Zhang Tianren, Guo Shangqi, Tan Tian, Hu Xiaolin, Chen Feng
IEEE Trans Pattern Anal Mach Intell. 2023 Apr;45(4):4152-4166. doi: 10.1109/TPAMI.2022.3192418. Epub 2023 Mar 7.
Goal-conditioned Hierarchical Reinforcement Learning (HRL) is a promising approach for scaling up reinforcement learning (RL) techniques. However, it often suffers from training inefficiency as the action space of the high-level, i.e., the goal space, is large. Searching in a large goal space poses difficulty for both high-level subgoal generation and low-level policy learning. In this article, we show that this problem can be effectively alleviated by restricting the high-level action space from the whole goal space to a k-step adjacent region of the current state using an adjacency constraint. We theoretically prove that in a deterministic Markov Decision Process (MDP), the proposed adjacency constraint preserves the optimal hierarchical policy, while in a stochastic MDP the adjacency constraint induces a bounded state-value suboptimality determined by the MDP's transition structure. We further show that this constraint can be practically implemented by training an adjacency network that can discriminate between adjacent and non-adjacent subgoals. Experimental results on discrete and continuous control tasks including challenging simulated robot locomotion and manipulation tasks show that incorporating the adjacency constraint significantly boosts the performance of state-of-the-art goal-conditioned HRL approaches.

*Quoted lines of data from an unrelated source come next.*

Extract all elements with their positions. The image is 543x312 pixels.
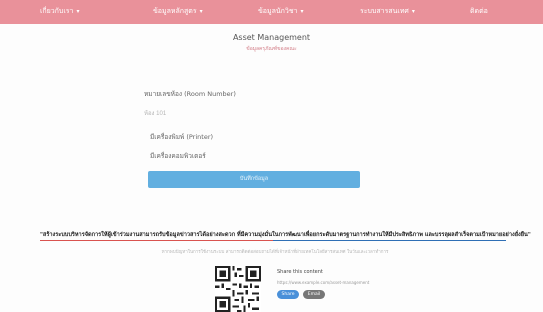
- room-number-input[interactable]: [144, 107, 358, 121]
- nav-item-contact[interactable]: ติดต่อ: [470, 6, 488, 17]
- top-navbar: เกี่ยวกับเรา ▾ ข้อมูลหลักสูตร ▾ ข้อมูลนักว…: [0, 0, 543, 24]
- nav-item-students[interactable]: ข้อมูลนักวิชา ▾: [258, 6, 304, 17]
- submit-button[interactable]: บันทึกข้อมูล: [148, 171, 360, 188]
- nav-item-label: ติดต่อ: [470, 7, 488, 15]
- chevron-down-icon: ▾: [199, 8, 203, 15]
- nav-item-curriculum[interactable]: ข้อมูลหลักสูตร ▾: [153, 6, 203, 17]
- share-url[interactable]: https://www.example.com/asset-management: [277, 280, 369, 285]
- share-title: Share this content: [277, 269, 323, 275]
- room-number-label: หมายเลขห้อง (Room Number): [144, 90, 236, 98]
- nav-item-label: ข้อมูลนักวิชา: [258, 7, 298, 15]
- page-subtitle: ข้อมูลครุภัณฑ์ของคณะ: [246, 46, 297, 52]
- nav-item-info-systems[interactable]: ระบบสารสนเทศ ▾: [360, 6, 415, 17]
- nav-item-label: เกี่ยวกับเรา: [40, 7, 74, 15]
- page-title: Asset Management: [232, 33, 311, 42]
- share-button[interactable]: Share: [277, 290, 299, 299]
- option-printer[interactable]: มีเครื่องพิมพ์ (Printer): [150, 132, 213, 142]
- footer-notice: "สร้างระบบบริหารจัดการให้ผู้เข้าร่วมงานส…: [40, 232, 531, 238]
- nav-item-about[interactable]: เกี่ยวกับเรา ▾: [40, 6, 79, 17]
- chevron-down-icon: ▾: [76, 8, 80, 15]
- nav-item-label: ระบบสารสนเทศ: [360, 7, 409, 15]
- chevron-down-icon: ▾: [300, 8, 304, 15]
- notice-divider-blue: [273, 240, 506, 241]
- email-button[interactable]: Email: [303, 290, 325, 299]
- footer-note: หากพบปัญหาในการใช้งานระบบ สามารถติดต่อสอ…: [161, 250, 389, 255]
- option-computer[interactable]: มีเครื่องคอมพิวเตอร์: [150, 151, 206, 161]
- notice-divider-red: [40, 240, 273, 241]
- nav-item-label: ข้อมูลหลักสูตร: [153, 7, 197, 15]
- qr-code: [215, 266, 261, 312]
- chevron-down-icon: ▾: [411, 8, 415, 15]
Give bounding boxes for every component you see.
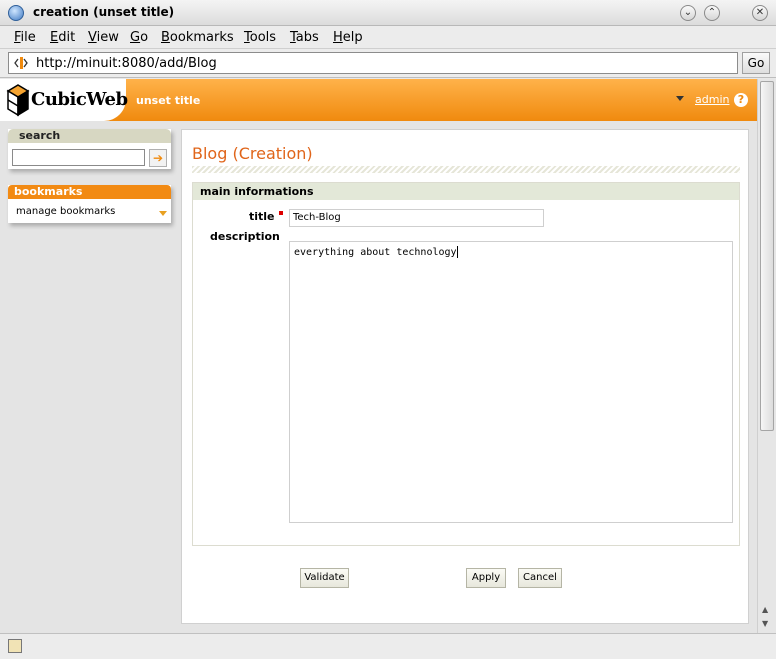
menu-go[interactable]: Go: [130, 30, 148, 45]
menu-file[interactable]: File: [14, 30, 36, 45]
search-box-title: search: [8, 129, 171, 143]
location-bar: http://minuit:8080/add/Blog Go: [0, 49, 776, 78]
vertical-scrollbar[interactable]: ▲ ▼: [757, 79, 776, 633]
scrollbar-thumb[interactable]: [760, 81, 774, 431]
search-box: search ➔: [8, 129, 171, 169]
site-header: CubicWeb unset title admin ?: [0, 79, 757, 121]
required-marker: [279, 211, 283, 215]
cancel-button[interactable]: Cancel: [518, 568, 562, 588]
title-underline-divider: [192, 166, 740, 173]
validate-button[interactable]: Validate: [300, 568, 349, 588]
bookmarks-chevron-down-icon[interactable]: [159, 211, 167, 216]
title-label: title: [249, 210, 275, 223]
search-submit-arrow-icon[interactable]: ➔: [149, 149, 167, 167]
minimize-button[interactable]: ⌄: [680, 5, 696, 21]
lock-icon: [8, 639, 22, 653]
close-window-button[interactable]: ✕: [752, 5, 768, 21]
scroll-down-icon[interactable]: ▼: [762, 619, 768, 628]
window-titlebar: creation (unset title) ⌄ ⌃ ✕: [0, 0, 776, 26]
logo-text: CubicWeb: [31, 89, 128, 110]
description-textarea[interactable]: everything about technology: [289, 241, 733, 523]
page-icon: [14, 57, 28, 69]
go-button[interactable]: Go: [742, 52, 770, 74]
cubicweb-logo[interactable]: CubicWeb: [0, 79, 128, 121]
menu-tabs[interactable]: Tabs: [290, 30, 319, 45]
main-content: Blog (Creation) main informations title …: [181, 129, 749, 624]
url-text: http://minuit:8080/add/Blog: [36, 56, 217, 71]
page-viewport: CubicWeb unset title admin ? search ➔ bo…: [0, 79, 757, 633]
description-text: everything about technology: [294, 247, 457, 258]
menu-edit[interactable]: Edit: [50, 30, 75, 45]
search-input[interactable]: [12, 149, 145, 166]
apply-button[interactable]: Apply: [466, 568, 506, 588]
cube-logo-icon: [6, 84, 30, 117]
menu-view[interactable]: View: [88, 30, 119, 45]
main-informations-fieldset: main informations title Tech-Blog descri…: [192, 182, 740, 546]
description-label: description: [210, 230, 280, 243]
url-field[interactable]: http://minuit:8080/add/Blog: [8, 52, 738, 74]
fieldset-legend: main informations: [193, 183, 739, 200]
menu-tools[interactable]: Tools: [244, 30, 276, 45]
title-field[interactable]: Tech-Blog: [289, 209, 544, 227]
menu-bookmarks[interactable]: Bookmarks: [161, 30, 234, 45]
window-title: creation (unset title): [33, 5, 175, 19]
menu-help[interactable]: Help: [333, 30, 363, 45]
text-cursor: [456, 246, 458, 258]
bookmarks-box: bookmarks manage bookmarks: [8, 185, 171, 223]
help-icon[interactable]: ?: [734, 93, 748, 107]
site-title: unset title: [136, 94, 201, 107]
scroll-up-icon[interactable]: ▲: [762, 605, 768, 614]
page-title: Blog (Creation): [192, 144, 313, 163]
browser-app-icon: [8, 5, 24, 21]
manage-bookmarks-link[interactable]: manage bookmarks: [16, 206, 115, 217]
user-menu-chevron-icon[interactable]: [676, 96, 684, 101]
user-link[interactable]: admin: [695, 93, 729, 106]
bookmarks-box-title: bookmarks: [8, 185, 171, 199]
menu-bar: File Edit View Go Bookmarks Tools Tabs H…: [0, 26, 776, 49]
status-bar: [0, 633, 776, 659]
maximize-button[interactable]: ⌃: [704, 5, 720, 21]
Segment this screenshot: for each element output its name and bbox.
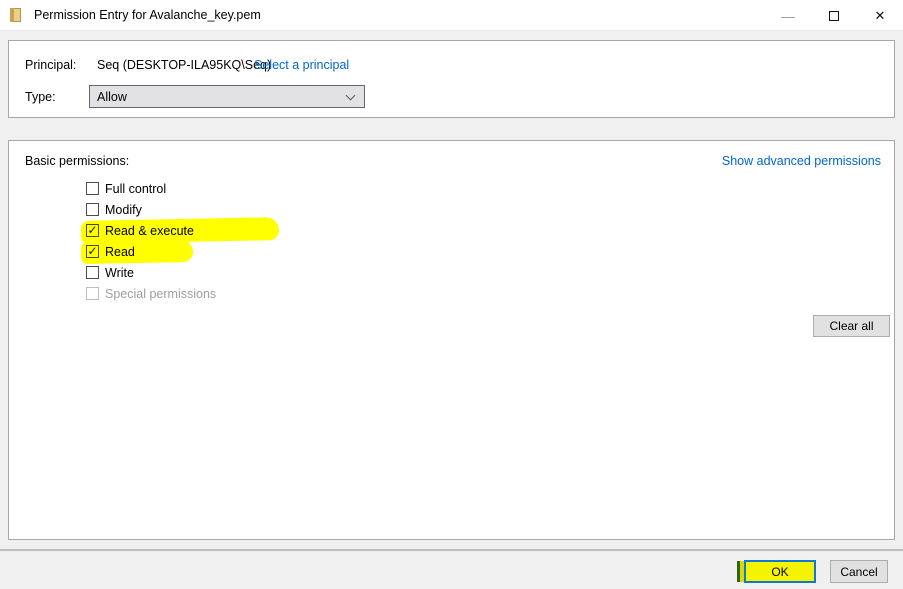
type-label: Type: bbox=[25, 90, 56, 104]
permission-row: ✓Read & execute bbox=[86, 220, 216, 241]
cancel-button[interactable]: Cancel bbox=[830, 560, 888, 583]
maximize-icon[interactable] bbox=[811, 0, 857, 31]
type-dropdown[interactable]: Allow bbox=[89, 85, 365, 108]
permission-row: Write bbox=[86, 262, 216, 283]
principal-type-panel: Principal: Seq (DESKTOP-ILA95KQ\Seq) Sel… bbox=[8, 40, 895, 118]
window-title: Permission Entry for Avalanche_key.pem bbox=[34, 8, 261, 22]
basic-permissions-label: Basic permissions: bbox=[25, 154, 129, 168]
permission-label: Special permissions bbox=[105, 287, 216, 301]
file-permission-icon bbox=[9, 8, 25, 22]
principal-label: Principal: bbox=[25, 58, 76, 72]
show-advanced-permissions-link[interactable]: Show advanced permissions bbox=[722, 154, 881, 168]
permission-row: Modify bbox=[86, 199, 216, 220]
marker-highlight bbox=[81, 239, 193, 264]
window-controls: — ✕ bbox=[765, 0, 903, 31]
chevron-down-icon bbox=[346, 91, 356, 101]
principal-value: Seq (DESKTOP-ILA95KQ\Seq) bbox=[97, 58, 271, 72]
title-bar: Permission Entry for Avalanche_key.pem —… bbox=[0, 0, 903, 31]
footer-divider bbox=[0, 549, 903, 551]
permission-list: Full control Modify ✓Read & execute✓Read Wr… bbox=[86, 178, 216, 304]
permission-label: Modify bbox=[105, 203, 142, 217]
basic-permissions-panel: Basic permissions: Show advanced permiss… bbox=[8, 140, 895, 540]
checkbox-write[interactable] bbox=[86, 266, 99, 279]
type-dropdown-value: Allow bbox=[97, 90, 127, 104]
permission-entry-dialog: Permission Entry for Avalanche_key.pem —… bbox=[0, 0, 903, 589]
permission-label: Full control bbox=[105, 182, 166, 196]
ok-button[interactable]: OK bbox=[744, 560, 816, 583]
checkbox-special-permissions bbox=[86, 287, 99, 300]
select-principal-link[interactable]: Select a principal bbox=[254, 58, 349, 72]
permission-row: Full control bbox=[86, 178, 216, 199]
minimize-icon[interactable]: — bbox=[765, 0, 811, 31]
permission-row: ✓Read bbox=[86, 241, 216, 262]
clear-all-button[interactable]: Clear all bbox=[813, 315, 890, 337]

目标条件分层强化学习(HRL)是一种很有前景的扩大强化学习(RL)技术规模的方法。然而,由于高层(即目标空间)的动作空间很大,它常常存在训练效率低下的问题。在大目标空间中搜索对高层子目标生成和低层策略学习都构成了困难。在本文中,我们表明,通过使用邻接约束将高层动作空间从整个目标空间限制到当前状态的k步相邻区域,可以有效缓解这个问题。我们从理论上证明,在确定性马尔可夫决策过程(MDP)中,所提出的邻接约束保留了最优分层策略,而在随机MDP中,邻接约束会导致由MDP的转移结构决定的有界状态值次优性。我们进一步表明,这种约束可以通过训练一个能够区分相邻和非相邻子目标的邻接网络来实际实现。在离散和连续控制任务(包括具有挑战性的模拟机器人运动和操作任务)上的实验结果表明,纳入邻接约束显著提高了当前最先进的目标条件HRL方法的性能。